Der Song ist neu, wenige Tage alt. Gordan haben gerade ein drittes Album aufgenommen, erzählt Spajić in ihrer tiefen Stimme. Sie singt, auch wenn sie spricht. Erst der dritte Song, „The Bell Is Buzzing“, kommt vom aktuellen Album. Tatsächlich summt die Glocke.
Auch „Oh My Rose Flowers“, Gordan verwenden zum Teil englische Titel, Spajić singt aber konsequent serbisch, ist ein Liebeslied. Die hat nicht nur schwache Worte, und jetzt bringt Stecher wieder die Kette zum Einsatz, greift zu den Paukenschlegeln und trommelt die Floor Tom via umgedrehtes Metallbecken. Möbius webt den Geräuschteppich mit Frequenzen aus dem Mikrofon. Im nächsten Song greift er zum Geigenbogen.
Blood, Sweat and Tears
„How A Mountain Fairy Divided The Two Jakšić Brothers“, der ultimative Popsong der Südslawen zwischen dem 15. und 18. Jahrhundert, mutet wie eine alte Balkanfabel an und ist die eines Brudermords. „Blood, sweat and tears“, kommentiert Spajić. Auch das ist nicht von gestern. Bei Gordan geht es um Liebe und Katastrophen, um Menschen innerhalb der großen Geschichte.
„Gastarbeitersongs“, meint Spajić, als sie zwei weitere neue Stücke ansagt. Sie singt von Erinnerungen an das Dorf, die D-Mark und vom schwarzen Mercedes. In der Kantine ist mittlerweile eine Sause gestiegen. Nicht nur die Muttersprachler sind aus dem Häuschen. „Još jedno“, noch eins, ruft einer. Drei Zugaben werden Gordan geben. Vorher sagt Spajić dem Rufer, er könne dem Publikum die Texte des Abends übersetzen.

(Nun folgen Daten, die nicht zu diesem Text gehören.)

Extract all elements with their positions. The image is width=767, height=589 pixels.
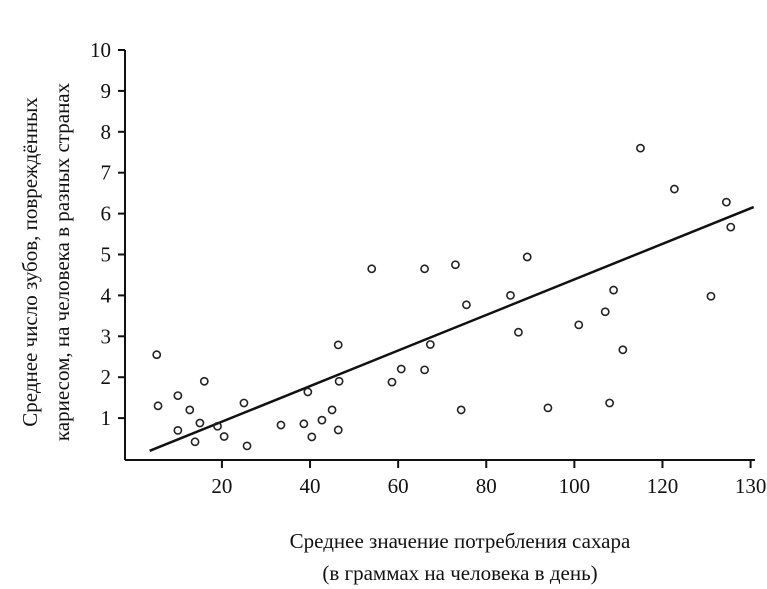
data-point	[327, 405, 337, 415]
x-tick-label: 60	[388, 474, 409, 498]
y-axis-label-line1: Среднее число зубов, повреждённых	[18, 97, 42, 427]
data-point	[726, 222, 736, 232]
data-point	[367, 264, 377, 274]
data-point	[317, 415, 327, 425]
data-point	[669, 184, 679, 194]
data-point	[396, 364, 406, 374]
data-point	[190, 437, 200, 447]
trend-line-group	[149, 205, 755, 452]
x-axis-label-line1: Среднее значение потребления сахара	[290, 529, 631, 553]
y-tick-label: 8	[101, 120, 112, 144]
x-tick-label: 100	[559, 474, 591, 498]
data-point	[239, 398, 249, 408]
y-tick-label: 3	[101, 324, 112, 348]
data-point	[333, 340, 343, 350]
data-point	[420, 365, 429, 375]
data-point	[307, 432, 317, 442]
data-point	[425, 340, 435, 349]
data-point	[462, 300, 471, 310]
x-tick-label: 40	[300, 474, 321, 498]
data-point	[173, 391, 183, 401]
y-tick-label: 2	[101, 365, 112, 389]
data-point	[609, 285, 618, 295]
data-point	[506, 290, 515, 300]
y-tick-label: 9	[101, 79, 112, 103]
axes	[124, 50, 755, 461]
data-point	[185, 405, 195, 415]
data-point	[276, 420, 286, 430]
y-tick-label: 10	[90, 38, 111, 62]
data-point	[522, 252, 532, 262]
data-point	[543, 403, 553, 413]
data-point	[706, 291, 716, 301]
data-point	[636, 143, 645, 153]
y-tick-label: 5	[101, 243, 112, 267]
data-point	[213, 421, 222, 431]
data-point	[574, 320, 584, 330]
data-point	[605, 398, 615, 408]
data-point	[199, 376, 209, 386]
data-point	[420, 264, 429, 274]
y-ticks: 1 2 3 4 5 6 7 8 9 10	[90, 38, 125, 430]
x-tick-label: 130	[735, 474, 767, 498]
x-tick-label: 80	[476, 474, 497, 498]
y-tick-label: 7	[101, 161, 112, 185]
data-point	[618, 345, 628, 355]
y-tick-label: 4	[101, 283, 112, 307]
x-tick-label: 120	[647, 474, 679, 498]
data-point	[195, 418, 205, 428]
x-ticks: 20 40 60 80 100 120 130	[211, 460, 766, 498]
data-point	[333, 425, 343, 435]
data-point	[152, 350, 162, 360]
data-point	[303, 387, 313, 397]
y-axis-label-line2: кариесом, на человека в разных странах	[50, 82, 74, 441]
data-point	[456, 405, 466, 415]
data-point	[334, 376, 344, 386]
y-tick-label: 1	[101, 406, 112, 430]
data-point	[173, 425, 183, 435]
data-point	[242, 441, 252, 451]
trend-line	[149, 205, 755, 452]
x-tick-label: 20	[211, 474, 232, 498]
x-axis-label-line2: (в граммах на человека в день)	[322, 561, 597, 585]
y-tick-label: 6	[101, 202, 112, 226]
data-point	[387, 377, 397, 387]
data-point	[600, 307, 610, 317]
data-point	[451, 260, 460, 270]
data-point	[299, 419, 309, 429]
data-point	[153, 401, 163, 411]
data-point	[219, 432, 229, 441]
data-point	[721, 197, 731, 207]
data-point	[514, 327, 523, 337]
points	[152, 143, 736, 451]
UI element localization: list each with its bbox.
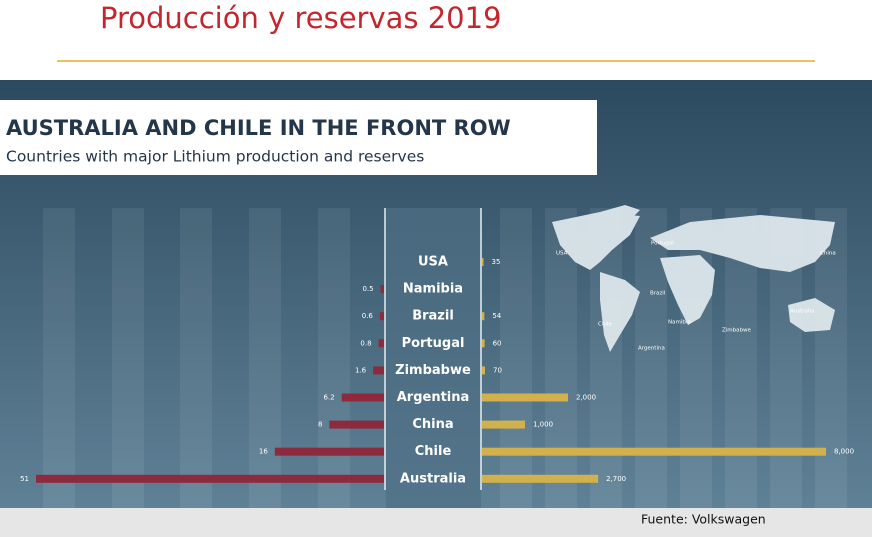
value-label: 0.8 bbox=[360, 339, 371, 347]
map-label: Australia bbox=[790, 309, 814, 315]
map-label: USA bbox=[556, 251, 568, 257]
chart-subtitle: Countries with major Lithium production … bbox=[6, 148, 424, 166]
reserves-bar bbox=[482, 474, 599, 483]
slide-title: Producción y reservas 2019 bbox=[100, 1, 502, 35]
category-label: Portugal bbox=[402, 336, 465, 351]
production-bar bbox=[379, 312, 384, 321]
map-label: Zimbabwe bbox=[722, 328, 752, 334]
reserves-bar bbox=[482, 339, 485, 348]
footer-band bbox=[0, 508, 872, 537]
value-label: 70 bbox=[493, 366, 502, 374]
value-label: 0.5 bbox=[362, 285, 373, 293]
reserves-bar bbox=[482, 312, 485, 321]
map-label: Portugal bbox=[651, 241, 674, 247]
map-label: Brazil bbox=[650, 291, 666, 297]
production-bar bbox=[341, 393, 384, 402]
map-eurasia bbox=[650, 215, 835, 272]
stripe bbox=[112, 208, 144, 508]
production-bar bbox=[36, 474, 384, 483]
stripe bbox=[635, 208, 667, 508]
map-label: China bbox=[820, 251, 836, 257]
world-map bbox=[552, 205, 835, 352]
reserves-bar bbox=[482, 366, 486, 375]
value-label: 35 bbox=[492, 258, 501, 266]
production-bar bbox=[329, 420, 384, 429]
value-label: 54 bbox=[492, 312, 501, 320]
production-bar bbox=[380, 285, 384, 294]
production-bar bbox=[373, 366, 384, 375]
map-south-america bbox=[600, 272, 640, 352]
value-label: 1.6 bbox=[355, 366, 367, 374]
map-label: Namibia bbox=[668, 320, 691, 326]
stripe bbox=[318, 208, 350, 508]
map-north-america bbox=[552, 212, 640, 270]
chart-title: AUSTRALIA AND CHILE IN THE FRONT ROW bbox=[6, 116, 511, 140]
value-label: 2,700 bbox=[606, 475, 626, 483]
value-label: 16 bbox=[259, 448, 268, 456]
reserves-bar bbox=[482, 447, 826, 456]
category-label: Australia bbox=[400, 471, 466, 486]
value-label: 2,000 bbox=[576, 394, 596, 402]
map-label: Argentina bbox=[638, 346, 665, 352]
category-label: Chile bbox=[415, 444, 452, 459]
value-label: 60 bbox=[493, 339, 502, 347]
reserves-bar bbox=[482, 393, 568, 402]
value-label: 6.2 bbox=[324, 394, 335, 402]
category-label: Brazil bbox=[412, 309, 454, 324]
map-africa bbox=[660, 255, 715, 325]
category-label: USA bbox=[418, 255, 448, 270]
category-label: Zimbabwe bbox=[395, 363, 471, 378]
value-label: 0.6 bbox=[362, 312, 374, 320]
production-bar bbox=[274, 447, 384, 456]
value-label: 8,000 bbox=[834, 448, 854, 456]
stripe bbox=[180, 208, 212, 508]
category-label: China bbox=[412, 417, 453, 432]
value-label: 51 bbox=[20, 475, 29, 483]
category-column bbox=[386, 208, 481, 508]
value-label: 1,000 bbox=[533, 421, 553, 429]
category-label: Namibia bbox=[403, 282, 463, 297]
production-bar bbox=[378, 339, 384, 348]
stripe bbox=[249, 208, 281, 508]
reserves-bar bbox=[482, 420, 525, 429]
map-greenland bbox=[600, 205, 640, 222]
reserves-bar bbox=[482, 258, 484, 266]
chart-title-box bbox=[0, 100, 597, 175]
source-note: Fuente: Volkswagen bbox=[641, 512, 766, 527]
stripe bbox=[680, 208, 712, 508]
stripes bbox=[43, 208, 847, 508]
stripe bbox=[815, 208, 847, 508]
value-label: 8 bbox=[318, 421, 322, 429]
stripe bbox=[43, 208, 75, 508]
map-label: Chile bbox=[598, 322, 612, 328]
category-label: Argentina bbox=[397, 390, 470, 405]
stripe bbox=[500, 208, 532, 508]
map-australia bbox=[788, 298, 835, 332]
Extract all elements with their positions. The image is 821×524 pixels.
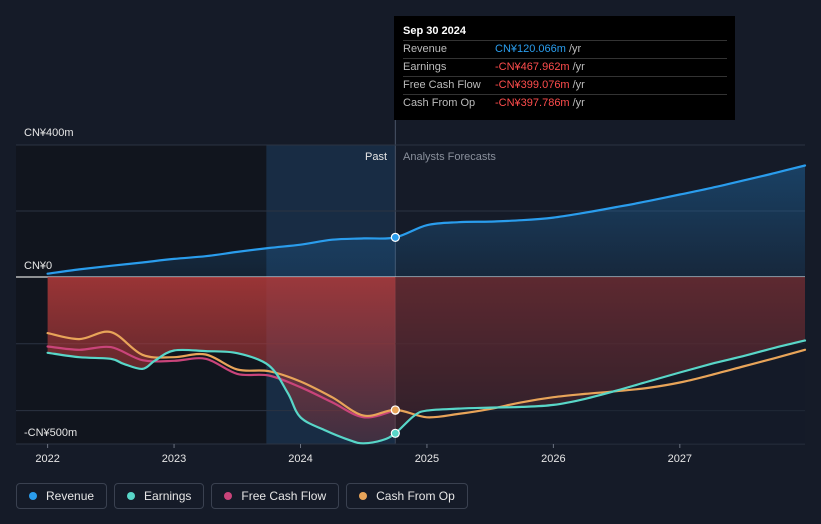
series-line-free-cash-flow	[46, 345, 397, 419]
tooltip-value: -CN¥399.076m	[495, 79, 570, 91]
legend-item-cash-from-op[interactable]: Cash From Op	[346, 483, 468, 509]
tooltip-row-cash-from-op: Cash From Op -CN¥397.786m /yr	[403, 95, 727, 112]
legend-dot-icon	[359, 492, 368, 500]
tooltip-unit: /yr	[572, 79, 585, 91]
legend-label: Revenue	[46, 489, 95, 503]
tooltip-label: Earnings	[403, 61, 447, 73]
marker-revenue	[390, 232, 400, 242]
series-line-earnings	[46, 339, 807, 445]
tooltip-row-revenue: Revenue CN¥120.066m /yr	[403, 41, 727, 59]
tooltip-label: Free Cash Flow	[403, 79, 481, 91]
past-label: Past	[365, 151, 387, 163]
x-tick-label: 2027	[668, 453, 692, 465]
tooltip-value: -CN¥397.786m	[495, 97, 570, 109]
tooltip-row-free-cash-flow: Free Cash Flow -CN¥399.076m /yr	[403, 77, 727, 95]
tooltip-label: Cash From Op	[403, 97, 476, 109]
tooltip-date: Sep 30 2024	[403, 24, 727, 41]
legend-dot-icon	[29, 492, 37, 500]
tooltip-value: -CN¥467.962m	[495, 61, 570, 73]
x-tick-label: 2025	[415, 453, 439, 465]
legend-dot-icon	[127, 492, 136, 500]
legend-label: Free Cash Flow	[241, 489, 327, 503]
tooltip-unit: /yr	[568, 43, 582, 55]
x-tick-label: 2022	[35, 453, 59, 465]
tooltip-unit: /yr	[572, 61, 585, 73]
x-tick-label: 2024	[288, 453, 312, 465]
y-tick-label-top: CN¥400m	[24, 127, 74, 139]
legend-label: Earnings	[144, 489, 192, 503]
forecast-label: Analysts Forecasts	[403, 151, 496, 163]
tooltip-unit: /yr	[572, 97, 585, 109]
marker-earnings	[390, 428, 400, 438]
legend-item-free-cash-flow[interactable]: Free Cash Flow	[211, 483, 340, 509]
series-line-revenue	[46, 164, 807, 275]
legend: Revenue Earnings Free Cash Flow Cash Fro…	[16, 483, 468, 509]
y-tick-label-bottom: -CN¥500m	[24, 427, 77, 439]
revenue-area	[47, 165, 806, 277]
tooltip-row-earnings: Earnings -CN¥467.962m /yr	[403, 59, 727, 77]
legend-label: Cash From Op	[376, 489, 455, 503]
y-tick-label-zero: CN¥0	[24, 260, 52, 272]
series-line-cash-from-op	[46, 330, 807, 419]
marker-cash-from-op	[390, 405, 400, 415]
tooltip-label: Revenue	[403, 43, 448, 55]
x-tick-label: 2026	[541, 453, 565, 465]
tooltip-value: CN¥120.066m	[495, 43, 566, 55]
legend-dot-icon	[224, 492, 233, 500]
legend-item-earnings[interactable]: Earnings	[114, 483, 205, 509]
x-tick-label: 2023	[162, 453, 186, 465]
tooltip: Sep 30 2024 Revenue CN¥120.066m /yr Earn…	[394, 16, 735, 120]
forecast-shade	[395, 277, 805, 444]
legend-item-revenue[interactable]: Revenue	[16, 483, 108, 509]
earnings-area	[47, 277, 806, 444]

In „Barabinska“, Auftaktsong vom aktuellen Album, tritt ein Herumtreiber auf. Man hört den Typen förmlich durch die Nacht oder den Morgen schwanken. Und irgendwie ist der Vogel, woher oder wohin auch immer es ihn zieht, unwiderstehlich. Den Schlusspunkt setzt ein Hochzeitslied.
Dann entlässt die Kantine ihre Gäste in die Nacht. Draußen ist immer noch Friedrichshain. Die Schlange vor dem Berghain-Palast hat sich halbiert. „Kommt doch auch einmal zu uns/ Unser Lied ist ein schöner Schrei“, möchte man mit Miodrag Pavlović, auch er aus Belgrad, den wartenden Pilgern zurufen.
Der nächste Zug Richtung Donau und Save geht morgen früh.